In „Superman und Paula Browns neuer Schneeanzug“ macht Sylvia Plath deutlich, wie hässlich und gemein Kinder sein können. Das Schicksal spielt dem Ich-Erzähler einen bösen Streich. Wobei man nach dem Ende nicht mehr an Schicksal denken möchte, sondern die bloße, erschütternde Absicht sieht, jemanden die Schuld zu geben. Genau das macht die Geschichte noch tragischer als sie ohnehin schon ist. Raffiniert verarbeitet Plath etwas, dass wir allzu kennen, nämlich die eigene Schuld auf andere abzuladen. Hier ist es Paula Brown, die nicht eingestehen will, dass sie auf einer Ölpfütze ausgerutscht ist und ihren neuen Schneeanzug beschmutzt hat. In einer blitzschnellen Reaktion zeigt sie auf den Ich-Erzähler und ruft laut aus, dass er es war, der sie geschubst hat. Von da an ist er der Geächtete, der Ausgegrenzte, der an der Ungerechtigkeit beinah zerbricht. Als sei das nicht schon genug, untermalt die Autorin das Drama mit einer weiteren brutalen Komponente, denn dieser Vorfall ereignet sich in dem Jahr, als der Krieg begann.
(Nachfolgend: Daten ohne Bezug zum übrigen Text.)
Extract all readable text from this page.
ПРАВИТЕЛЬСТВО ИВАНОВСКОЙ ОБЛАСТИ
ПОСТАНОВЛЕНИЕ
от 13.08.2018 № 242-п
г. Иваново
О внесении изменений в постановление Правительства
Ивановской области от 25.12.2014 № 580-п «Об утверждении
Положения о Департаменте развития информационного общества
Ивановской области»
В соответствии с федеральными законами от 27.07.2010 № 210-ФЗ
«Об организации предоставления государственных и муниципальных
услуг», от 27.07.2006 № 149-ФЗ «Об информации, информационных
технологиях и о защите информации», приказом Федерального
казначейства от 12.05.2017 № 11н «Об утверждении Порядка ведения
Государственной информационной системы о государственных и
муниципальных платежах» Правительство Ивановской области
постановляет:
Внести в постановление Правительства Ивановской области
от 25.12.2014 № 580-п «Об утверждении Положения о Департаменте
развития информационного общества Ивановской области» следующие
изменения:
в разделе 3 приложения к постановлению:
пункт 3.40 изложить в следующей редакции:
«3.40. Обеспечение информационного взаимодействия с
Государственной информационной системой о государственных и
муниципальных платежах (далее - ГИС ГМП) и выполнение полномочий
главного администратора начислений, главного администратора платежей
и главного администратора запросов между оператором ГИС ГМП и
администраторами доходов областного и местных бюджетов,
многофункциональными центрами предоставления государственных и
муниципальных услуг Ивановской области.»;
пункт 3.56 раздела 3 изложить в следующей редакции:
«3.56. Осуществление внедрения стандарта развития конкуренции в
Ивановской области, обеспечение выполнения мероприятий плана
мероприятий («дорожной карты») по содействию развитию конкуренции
Im „Tag des Erfolgs“ konfrontiert mich Sylvia Plath mit dem damaligen Frauenbild und dann seinen Folgen. Als Ellen davon erfährt, dass das Theaterstück ihres Mannes Jacob mit Begeisterung aufgenommen wurde, überrollt sie eine Welle der Zweifel und drückt sie nieder. Die Überbringerin dieser Nachricht versetzt Ellen in Angst und Schrecken, ist es doch jene brillante junge Fernsehredakteurin, mit der sich Jacob kürzlich getroffen hat. Die Eifersucht keimt in Ellen auf, die Stacheln verletzten ihr Herz, erschüttert ihr Kopf mit vielen Gedanken. Eigentlich sollte sie sich über diesen Erfolg ihres Mannes freuen. Hatten sie harte Zeiten hinter sich, doch über das Glück stülpt sich eine betäubende luftdichte Maske, die sie einfach nicht absetzen kann und sich spinnenartig in ihren eigenen Gedanken verwebt. Plötzlich fängt sie an, sich kritisch zu betrachten: „Ich passe schon jetzt nicht mehr. Ich bin hausbacken, unmodern wie die Rocklänge vom letzten Jahr.“ Ellen wird bewusst, wie sehr sie ihre anziehende Weiblichkeit als Hausfrau und Mutter verloren hat. Angst macht sich breit, ihrem Mann nicht mehr zu gefallen und ihn damit in die Arme von attraktiven Frauen zu werfen.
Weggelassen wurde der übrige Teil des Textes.